Re: Character Foldings

From: Asmus Freytag (asmusf@ix.netcom.com)
Date: Wed May 26 2004 - 02:31:35 CDT

  • Next message: James Kass: "Re: Response to Everson Phoenician and why June 7?"

    At 05:10 PM 5/25/2004, Mark Davis wrote:
    >I don't think the "fold to base" is as useful as some other information. For
    >those characters with a canonical decomposition, the decomposition carries
    >more
    >more information, since you can combine it with a "remove combining marks"
    >folding to get the folding to base.

    I think this would have to be 'remove combining *accents*'. You wouldn't
    want to remove
    Indic combining marks by force, if what you are interested in is L/G/C
    style diacritic
    removal.

    >For my part, what would be more interesting would be a "full" decomposition of
    >the characters that don't have a canonical decomposition, e.g.
    >
    >LATIN CAPITAL LETTER O WITH STROKE => O + /

    I believe that when we first discussed this for TR30 it was mentioned that
    there are characters with diacritic like features for which there aren't
    combining accents because we deemed them not productive enough and
    intractable enough for rendering purposes.
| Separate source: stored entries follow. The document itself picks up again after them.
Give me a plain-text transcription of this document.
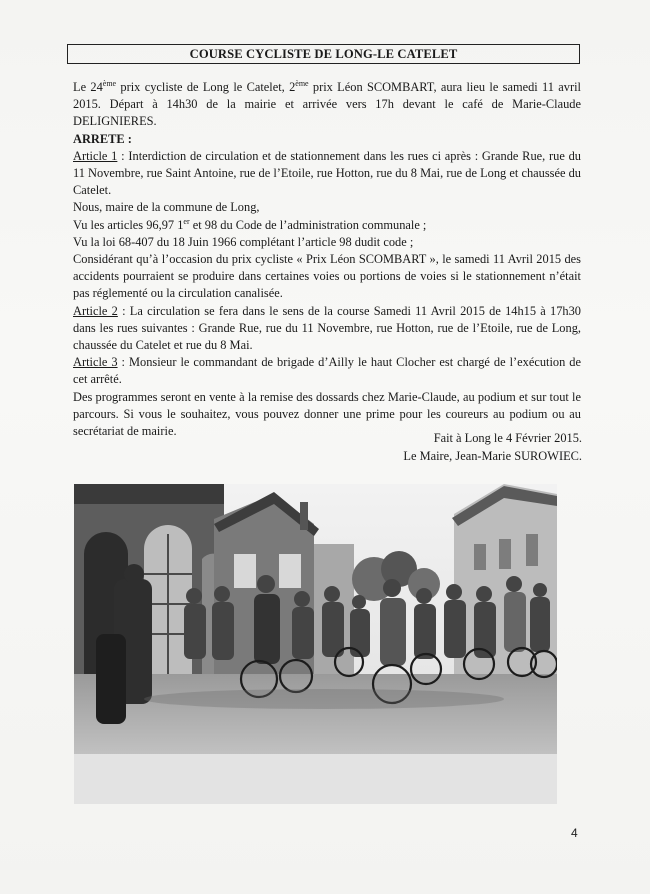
COURSE CYCLISTE DE LONG-LE CATELET

Le 24ème prix cycliste de Long le Catelet, 2ème prix Léon SCOMBART, aura lieu le samedi 11 avril 2015. Départ à 14h30 de la mairie et arrivée vers 17h devant le café de Marie-Claude DELIGNIERES.

ARRETE :

Article 1 : Interdiction de circulation et de stationnement dans les rues ci après : Grande Rue, rue du 11 Novembre, rue Saint Antoine, rue de l’Etoile, rue Hotton, rue du 8 Mai, rue de Long et chaussée du Catelet.

Nous, maire de la commune de Long,

Vu les articles 96,97 1er et 98 du Code de l’administration communale ;

Vu la loi 68-407 du 18 Juin 1966 complétant l’article 98 dudit code ;

Considérant qu’à l’occasion du prix cycliste « Prix Léon SCOMBART », le samedi 11 Avril 2015 des accidents pourraient se produire dans certaines voies ou portions de voies si le stationnement n’était pas réglementé ou la circulation canalisée.

Article 2 : La circulation se fera dans le sens de la course Samedi 11 Avril 2015 de 14h15 à 17h30 dans les rues suivantes : Grande Rue, rue du 11 Novembre, rue Hotton, rue de l’Etoile, rue de Long, chaussée du Catelet et rue du 8 Mai.

Article 3 : Monsieur le commandant de brigade d’Ailly le haut Clocher est chargé de l’exécution de cet arrêté.

Des programmes seront en vente à la remise des dossards chez Marie-Claude, au podium et sur tout le parcours. Si vous le souhaitez, vous pouvez donner une prime pour les coureurs au podium ou au secrétariat de mairie.	Fait à Long le 4 Février 2015.
Le Maire, Jean-Marie SUROWIEC.
4
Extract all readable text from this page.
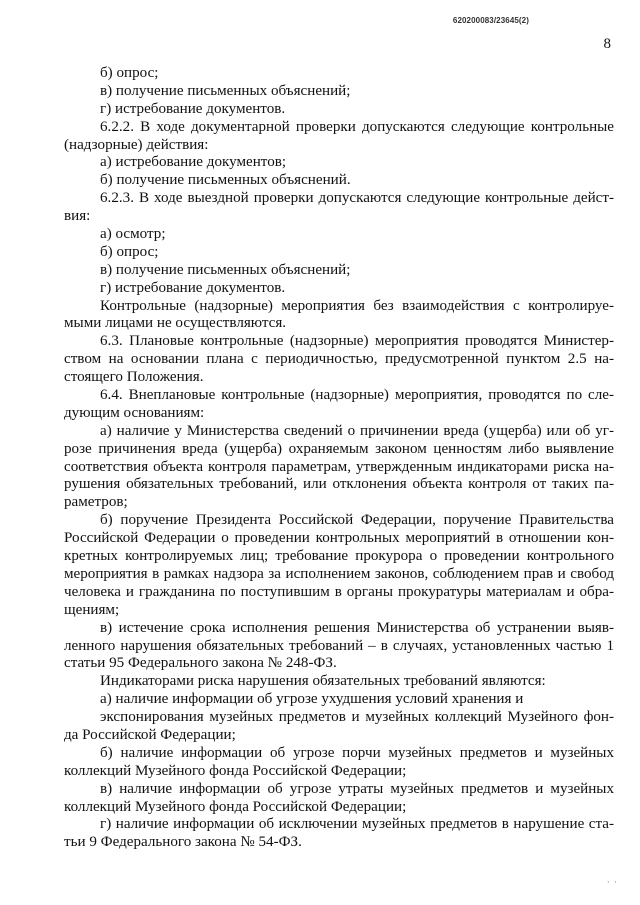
620200083/23645(2)
8
б) опрос;
в) получение письменных объяснений;
г) истребование документов.
6.2.2. В ходе документарной проверки допускаются следующие контрольные
(надзорные) действия:
а) истребование документов;
б) получение письменных объяснений.
6.2.3. В ходе выездной проверки допускаются следующие контрольные дейст-
вия:
а) осмотр;
б) опрос;
в) получение письменных объяснений;
г) истребование документов.
Контрольные (надзорные) мероприятия без взаимодействия с контролируе-
мыми лицами не осуществляются.
6.3. Плановые контрольные (надзорные) мероприятия проводятся Министер-
ством на основании плана с периодичностью, предусмотренной пунктом 2.5 на-
стоящего Положения.
6.4. Внеплановые контрольные (надзорные) мероприятия, проводятся по сле-
дующим основаниям:
а) наличие у Министерства сведений о причинении вреда (ущерба) или об уг-
розе причинения вреда (ущерба) охраняемым законом ценностям либо выявление
соответствия объекта контроля параметрам, утвержденным индикаторами риска на-
рушения обязательных требований, или отклонения объекта контроля от таких па-
раметров;
б) поручение Президента Российской Федерации, поручение Правительства
Российской Федерации о проведении контрольных мероприятий в отношении кон-
кретных контролируемых лиц; требование прокурора о проведении контрольного
мероприятия в рамках надзора за исполнением законов, соблюдением прав и свобод
человека и гражданина по поступившим в органы прокуратуры материалам и обра-
щениям;
в) истечение срока исполнения решения Министерства об устранении выяв-
ленного нарушения обязательных требований – в случаях, установленных частью 1
статьи 95 Федерального закона № 248-ФЗ.
Индикаторами риска нарушения обязательных требований являются:
а) наличие информации об угрозе ухудшения условий хранения и
экспонирования музейных предметов и музейных коллекций Музейного фон-
да Российской Федерации;
б) наличие информации об угрозе порчи музейных предметов и музейных
коллекций Музейного фонда Российской Федерации;
в) наличие информации об угрозе утраты музейных предметов и музейных
коллекций Музейного фонда Российской Федерации;
г) наличие информации об исключении музейных предметов в нарушение ста-
тьи 9 Федерального закона № 54-ФЗ.
· ·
    For those characters you wouldn't be able to make a true decomposition, but
    the base character may still be well-defined.

    I don't see where the decomposition would provide 'more more' information -
    nobody suggests getting rid of it. The problem is, as I mentioned on the
    Unicore list, how to combine flexibility for technically savvy implementers
    with specifications of foldings that are based on the (linguistic) facets
    that define the equivalence class.

    This is in fact a good example: if I want to fold characters to their base
    form, so that I can type a search term either from a keyboard that doesn't
    have accents or by a user that doesn't know which one is correct, I can
    proceed in two ways: I can create a one-stop-shopping folding that takes
    any Unicode data stream and produces the desired result. Or I can string
    together a number of building blocks, e.g. first normalize NFD, then
    'decompose' fully, then remove accents.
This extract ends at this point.